Anthologie 2014////Sylvain Johnson

Nous voilà arrivés à la moitié de l'Anthologie 2014. Voici tout d'abord ma chronique :




Je l'appelle Édouardo




Une nuit, un homme est réveillé par un bruit bizarre. De prime abord, il pense que c'est sa femme qui vient d'émettre un bruit incongru. Mais le bruit se répète, jusqu'à devenir une voix, qui lui énonce un nom : Édouardo. Le lendemain, à son travail, un coursier arrive en prononçant ce seul prénom. Intrigué, l'homme lui dit être cet Édouardo, et reçoit une boîte... Fascinante, cette nouvelle est tout simplement fascinante. Malgré de nombreuses incongruités et quelques faiblesses stylistiques parfois, c'est peu de dire qu'on tourne les pages avec avidité pour comprendre jusqu'où cette histoire va nous mener. Et je peux affirmer que, même si je m'attendais un peu à cette conclusion, je n'ai quand même pas été déçu. Bref, une bonne histoire, bien menée, même s'il faudrait peut-être la retravailler un peu.





illustration de Mandy




Et maintenant, l'interview :



A.C. de Haenne : Pour commencer, nous allons faire une présentation "Twitter", c'est-à-dire que tu as 140 signes, espaces comprises, pour te présenter. Attention, je vais vérifier.

Sylvain Johnson : Je suis un écrivain du Québec un peu fou. J’aime la littérature et le voyage. Je suis membre des Fossoyeurs de Rêves et adore le fantastique.

A.C. : A présent, si tu avais quatre mots pour présenter ton travail en tant qu'écrivain, quels seraient-ils ?

S.S. : Roman – Fantastique – Folie Humaine.

A.C. : Sérieusement, pourquoi écris-tu ?

S.S. : Je suis bon à rien d’autre. Je fais une bien piètre pute, je n’ai aucun autre talent caché ou visible. Sans l’écriture, je serais peut-être « normal » et cela me fait très peur.


A.C. : Après cette anthologie, quelles vont être tes prochaines publications, sur papier ou en numériques ?

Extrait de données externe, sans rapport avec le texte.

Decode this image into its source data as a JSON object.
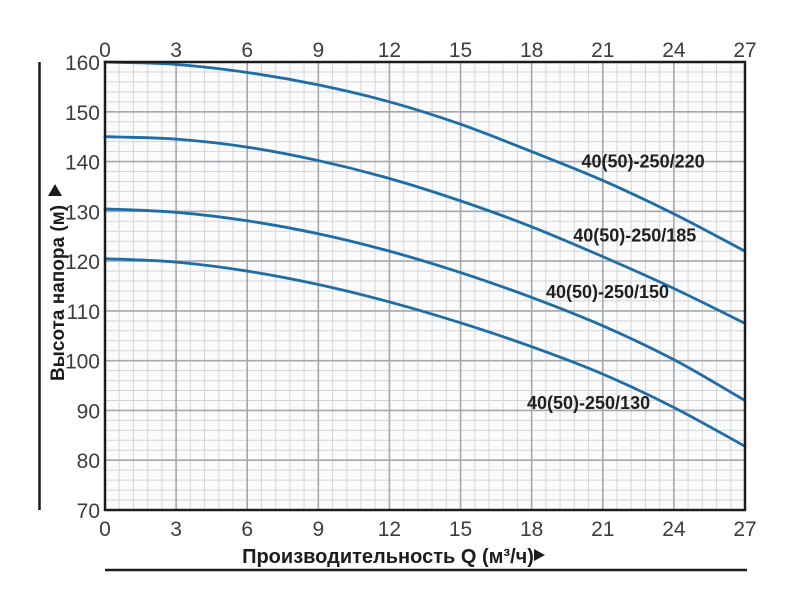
{
  "chart_data": {
    "type": "line",
    "title": "",
    "xlabel": "Производительность Q (м³/ч)",
    "ylabel": "Высота напора (м)",
    "xlim": [
      0,
      27
    ],
    "ylim": [
      70,
      160
    ],
    "x_ticks": [
      0,
      3,
      6,
      9,
      12,
      15,
      18,
      21,
      24,
      27
    ],
    "y_ticks": [
      70,
      80,
      90,
      100,
      110,
      120,
      130,
      140,
      150,
      160
    ],
    "x_tick_positions": "top and bottom",
    "x_minor_step": 0.6,
    "y_minor_step": 2,
    "grid": "major and minor on",
    "legend_position": "inline labels beside curves",
    "x": [
      0,
      3,
      6,
      9,
      12,
      15,
      18,
      21,
      24,
      27
    ],
    "series": [
      {
        "name": "40(50)-250/220",
        "values": [
          160,
          159.5,
          157.9,
          155.4,
          152,
          147.5,
          142,
          136.2,
          129.5,
          122
        ],
        "label_x": 22.7,
        "label_y": 140.1
      },
      {
        "name": "40(50)-250/185",
        "values": [
          145,
          144.5,
          142.9,
          140.2,
          136.6,
          132.1,
          126.9,
          120.9,
          114.5,
          107.5
        ],
        "label_x": 22.35,
        "label_y": 125.2
      },
      {
        "name": "40(50)-250/150",
        "values": [
          130.5,
          129.8,
          128.1,
          125.5,
          122,
          117.7,
          112.7,
          107,
          100.2,
          92
        ],
        "label_x": 21.2,
        "label_y": 113.9
      },
      {
        "name": "40(50)-250/130",
        "values": [
          120.5,
          119.8,
          118,
          115.3,
          111.8,
          107.6,
          102.8,
          97.3,
          90.6,
          82.8
        ],
        "label_x": 20.4,
        "label_y": 91.6
      }
    ],
    "colors": {
      "curve": "#1f6da6",
      "axis": "#1c1c1c",
      "grid_major": "#a4a8ad",
      "grid_minor": "#d3d5d7",
      "tick_text": "#3d3d3d",
      "curve_label_text": "#1f1f1f",
      "plot_background": "#fbfbfb",
      "page_background": "#ffffff"
    }
  }
}
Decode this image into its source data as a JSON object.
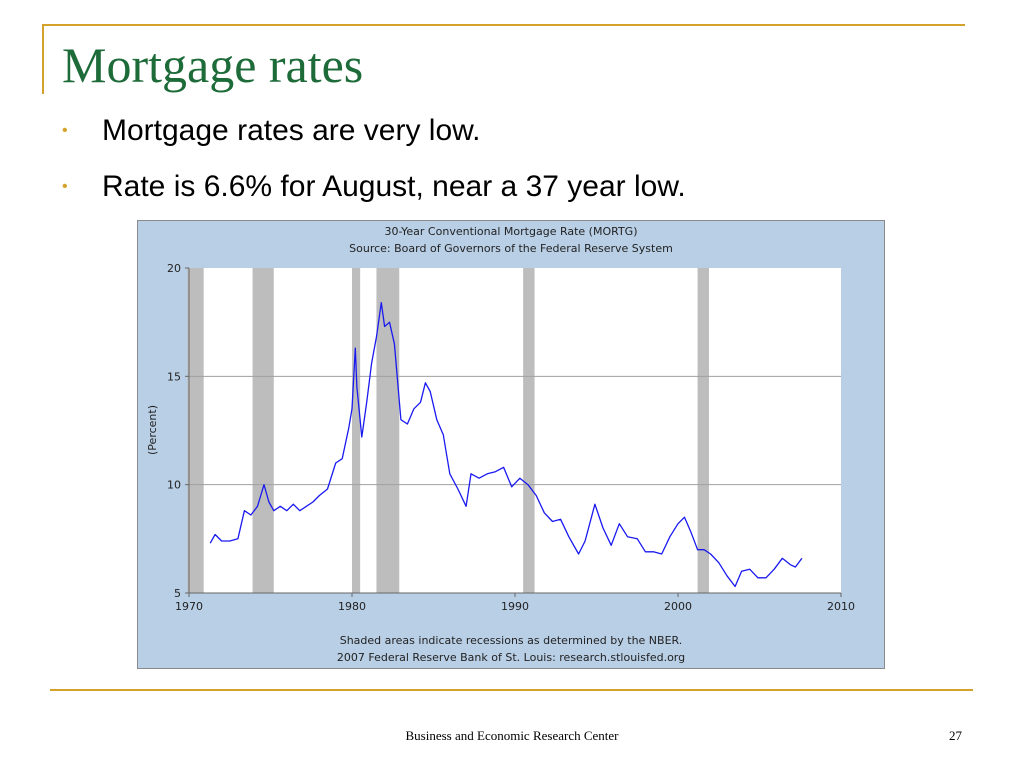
{
  "slide": {
    "title": "Mortgage rates",
    "bullets": [
      "Mortgage rates are very low.",
      "Rate is 6.6% for August, near a 37 year low."
    ],
    "bullet_glyph": "•",
    "footer": "Business and Economic Research Center",
    "page_number": "27"
  },
  "colors": {
    "title": "#1e6b3a",
    "accent": "#d4a12a",
    "chart_panel": "#b9cfe6",
    "line": "#1a1af0",
    "recession": "#bdbdbd"
  },
  "chart_data": {
    "type": "line",
    "title": "30-Year Conventional Mortgage Rate (MORTG)",
    "subtitle": "Source: Board of Governors of the Federal Reserve System",
    "ylabel": "(Percent)",
    "xlabel": "",
    "xlim": [
      1970,
      2010
    ],
    "ylim": [
      5,
      20
    ],
    "xticks": [
      "1970",
      "1980",
      "1990",
      "2000",
      "2010"
    ],
    "yticks": [
      "5",
      "10",
      "15",
      "20"
    ],
    "grid": true,
    "note_line1": "Shaded areas indicate recessions as determined by the NBER.",
    "note_line2": "2007 Federal Reserve Bank of St. Louis: research.stlouisfed.org",
    "recessions": [
      [
        1969.9,
        1970.9
      ],
      [
        1973.9,
        1975.2
      ],
      [
        1980.0,
        1980.5
      ],
      [
        1981.5,
        1982.9
      ],
      [
        1990.5,
        1991.2
      ],
      [
        2001.2,
        2001.9
      ]
    ],
    "series": [
      {
        "x": [
          1971.3,
          1971.6,
          1972.0,
          1972.5,
          1973.0,
          1973.4,
          1973.8,
          1974.2,
          1974.6,
          1974.9,
          1975.2,
          1975.6,
          1976.0,
          1976.4,
          1976.8,
          1977.2,
          1977.6,
          1978.0,
          1978.5,
          1979.0,
          1979.4,
          1979.8,
          1980.0,
          1980.2,
          1980.3,
          1980.6,
          1980.9,
          1981.2,
          1981.5,
          1981.8,
          1982.0,
          1982.3,
          1982.6,
          1983.0,
          1983.4,
          1983.8,
          1984.2,
          1984.5,
          1984.8,
          1985.2,
          1985.6,
          1986.0,
          1986.5,
          1987.0,
          1987.3,
          1987.8,
          1988.3,
          1988.8,
          1989.3,
          1989.8,
          1990.3,
          1990.8,
          1991.3,
          1991.8,
          1992.3,
          1992.8,
          1993.3,
          1993.9,
          1994.3,
          1994.9,
          1995.4,
          1995.9,
          1996.4,
          1996.9,
          1997.5,
          1998.0,
          1998.5,
          1999.0,
          1999.5,
          2000.0,
          2000.4,
          2000.8,
          2001.2,
          2001.6,
          2002.0,
          2002.5,
          2003.0,
          2003.5,
          2003.9,
          2004.4,
          2004.9,
          2005.4,
          2005.9,
          2006.4,
          2006.9,
          2007.2,
          2007.6
        ],
        "y": [
          7.3,
          7.7,
          7.4,
          7.4,
          7.5,
          8.8,
          8.6,
          9.0,
          10.0,
          9.2,
          8.8,
          9.0,
          8.8,
          9.1,
          8.8,
          9.0,
          9.2,
          9.5,
          9.8,
          11.0,
          11.2,
          12.6,
          13.5,
          16.3,
          14.5,
          12.2,
          13.8,
          15.6,
          16.8,
          18.4,
          17.3,
          17.5,
          16.5,
          13.0,
          12.8,
          13.5,
          13.8,
          14.7,
          14.3,
          13.0,
          12.3,
          10.5,
          9.8,
          9.0,
          10.5,
          10.3,
          10.5,
          10.6,
          10.8,
          9.9,
          10.3,
          10.0,
          9.5,
          8.7,
          8.3,
          8.4,
          7.6,
          6.8,
          7.4,
          9.1,
          8.0,
          7.2,
          8.2,
          7.6,
          7.5,
          6.9,
          6.9,
          6.8,
          7.6,
          8.2,
          8.5,
          7.8,
          7.0,
          7.0,
          6.8,
          6.4,
          5.8,
          5.3,
          6.0,
          6.1,
          5.7,
          5.7,
          6.1,
          6.6,
          6.3,
          6.2,
          6.6
        ]
      }
    ]
  }
}
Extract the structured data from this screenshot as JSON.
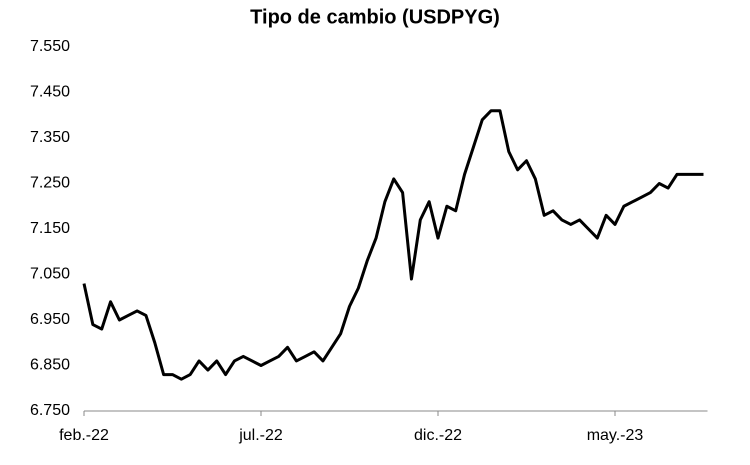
{
  "chart_data": {
    "type": "line",
    "title": "Tipo de cambio (USDPYG)",
    "categories": [
      "feb.-22",
      null,
      null,
      null,
      null,
      null,
      null,
      null,
      null,
      null,
      null,
      null,
      null,
      null,
      null,
      null,
      null,
      null,
      null,
      null,
      "jul.-22",
      null,
      null,
      null,
      null,
      null,
      null,
      null,
      null,
      null,
      null,
      null,
      null,
      null,
      null,
      null,
      null,
      null,
      null,
      null,
      "dic.-22",
      null,
      null,
      null,
      null,
      null,
      null,
      null,
      null,
      null,
      null,
      null,
      null,
      null,
      null,
      null,
      null,
      null,
      null,
      null,
      "may.-23",
      null,
      null,
      null,
      null,
      null,
      null,
      null,
      null,
      null,
      null
    ],
    "series": [
      {
        "color": "#000000",
        "values": [
          7030,
          6940,
          6930,
          6990,
          6950,
          6960,
          6970,
          6960,
          6900,
          6830,
          6830,
          6820,
          6830,
          6860,
          6840,
          6860,
          6830,
          6860,
          6870,
          6860,
          6850,
          6860,
          6870,
          6890,
          6860,
          6870,
          6880,
          6860,
          6890,
          6920,
          6980,
          7020,
          7080,
          7130,
          7210,
          7260,
          7230,
          7040,
          7170,
          7210,
          7130,
          7200,
          7190,
          7270,
          7330,
          7390,
          7410,
          7410,
          7320,
          7280,
          7300,
          7260,
          7180,
          7190,
          7170,
          7160,
          7170,
          7150,
          7130,
          7180,
          7160,
          7200,
          7210,
          7220,
          7230,
          7250,
          7240,
          7270,
          7270,
          7270,
          7270
        ]
      }
    ],
    "ylim": [
      6750,
      7550
    ],
    "yticks": [
      {
        "value": 6750,
        "label": "6.750"
      },
      {
        "value": 6850,
        "label": "6.850"
      },
      {
        "value": 6950,
        "label": "6.950"
      },
      {
        "value": 7050,
        "label": "7.050"
      },
      {
        "value": 7150,
        "label": "7.150"
      },
      {
        "value": 7250,
        "label": "7.250"
      },
      {
        "value": 7350,
        "label": "7.350"
      },
      {
        "value": 7450,
        "label": "7.450"
      },
      {
        "value": 7550,
        "label": "7.550"
      }
    ]
  }
}
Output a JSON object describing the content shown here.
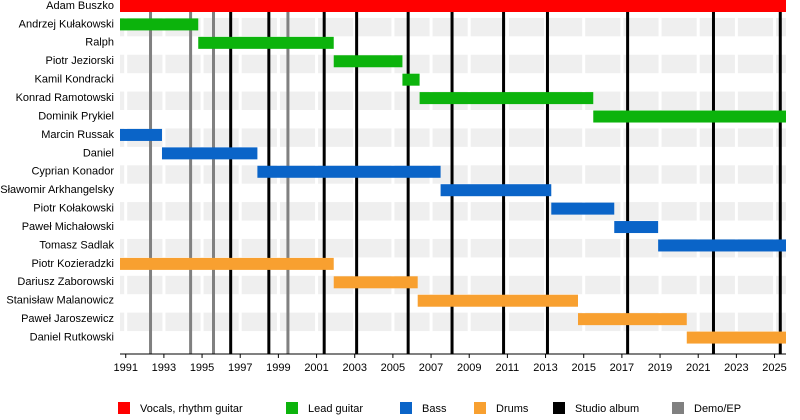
{
  "chart_data": {
    "type": "timeline",
    "xlim": [
      1990.7,
      2025.6
    ],
    "xticks": [
      1991,
      1993,
      1995,
      1997,
      1999,
      2001,
      2003,
      2005,
      2007,
      2009,
      2011,
      2013,
      2015,
      2017,
      2019,
      2021,
      2023,
      2025
    ],
    "series": [
      {
        "name": "Vocals, rhythm guitar",
        "color": "#ff0000",
        "members": [
          {
            "name": "Adam Buszko",
            "start": 1990.7,
            "end": 2025.6
          }
        ]
      },
      {
        "name": "Lead guitar",
        "color": "#0cb30c",
        "members": [
          {
            "name": "Andrzej Kułakowski",
            "start": 1990.7,
            "end": 1994.8
          },
          {
            "name": "Ralph",
            "start": 1994.8,
            "end": 2001.9
          },
          {
            "name": "Piotr Jeziorski",
            "start": 2001.9,
            "end": 2005.5
          },
          {
            "name": "Kamil Kondracki",
            "start": 2005.5,
            "end": 2006.4
          },
          {
            "name": "Konrad Ramotowski",
            "start": 2006.4,
            "end": 2015.5
          },
          {
            "name": "Dominik Prykiel",
            "start": 2015.5,
            "end": 2025.6
          }
        ]
      },
      {
        "name": "Bass",
        "color": "#0a64c8",
        "members": [
          {
            "name": "Marcin Russak",
            "start": 1990.7,
            "end": 1992.9
          },
          {
            "name": "Daniel",
            "start": 1992.9,
            "end": 1997.9
          },
          {
            "name": "Cyprian Konador",
            "start": 1997.9,
            "end": 2007.5
          },
          {
            "name": "Sławomir Arkhangelsky",
            "start": 2007.5,
            "end": 2013.3
          },
          {
            "name": "Piotr Kołakowski",
            "start": 2013.3,
            "end": 2016.6
          },
          {
            "name": "Paweł Michałowski",
            "start": 2016.6,
            "end": 2018.9
          },
          {
            "name": "Tomasz Sadlak",
            "start": 2018.9,
            "end": 2025.6
          }
        ]
      },
      {
        "name": "Drums",
        "color": "#f8a030",
        "members": [
          {
            "name": "Piotr Kozieradzki",
            "start": 1990.7,
            "end": 2001.9
          },
          {
            "name": "Dariusz Zaborowski",
            "start": 2001.9,
            "end": 2006.3
          },
          {
            "name": "Stanisław Malanowicz",
            "start": 2006.3,
            "end": 2014.7
          },
          {
            "name": "Paweł Jaroszewicz",
            "start": 2014.7,
            "end": 2020.4
          },
          {
            "name": "Daniel Rutkowski",
            "start": 2020.4,
            "end": 2025.6
          }
        ]
      }
    ],
    "events": [
      {
        "name": "Studio album",
        "color": "#000000",
        "x": [
          1996.5,
          1998.5,
          2001.4,
          2003.1,
          2005.8,
          2008.1,
          2010.8,
          2013.1,
          2017.3,
          2021.8,
          2025.3
        ]
      },
      {
        "name": "Demo/EP",
        "color": "#808080",
        "x": [
          1992.3,
          1994.4,
          1995.6,
          1999.5
        ]
      }
    ]
  }
}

S.S. : Pour l’instant, je n’ai qu’un seul projet de signé et c’est la publication de mon nouveau roman en version numérique chez l’Ivre-book. J’ai aussi des nouvelles à être publiées un peu partout, mais encore rien d’officiel. 




A votre tour de poser vos questions à Sylvain...




Voilà, aujourd'hui c'est fini. Pour la suit, va falloir attendre demain...

A.C. de Haenne


Commentaires

  1. Bonsoir Sylvain,
    tu fais donc partie du collectif d'auteurs Les Fossoyeurs de Rêves. Est-ce qu'appartenir à ce groupe de "gentils fous furieux" a changé quelque chose à ta carrière d'auteur ou même, à ta vision du monde littéraire ?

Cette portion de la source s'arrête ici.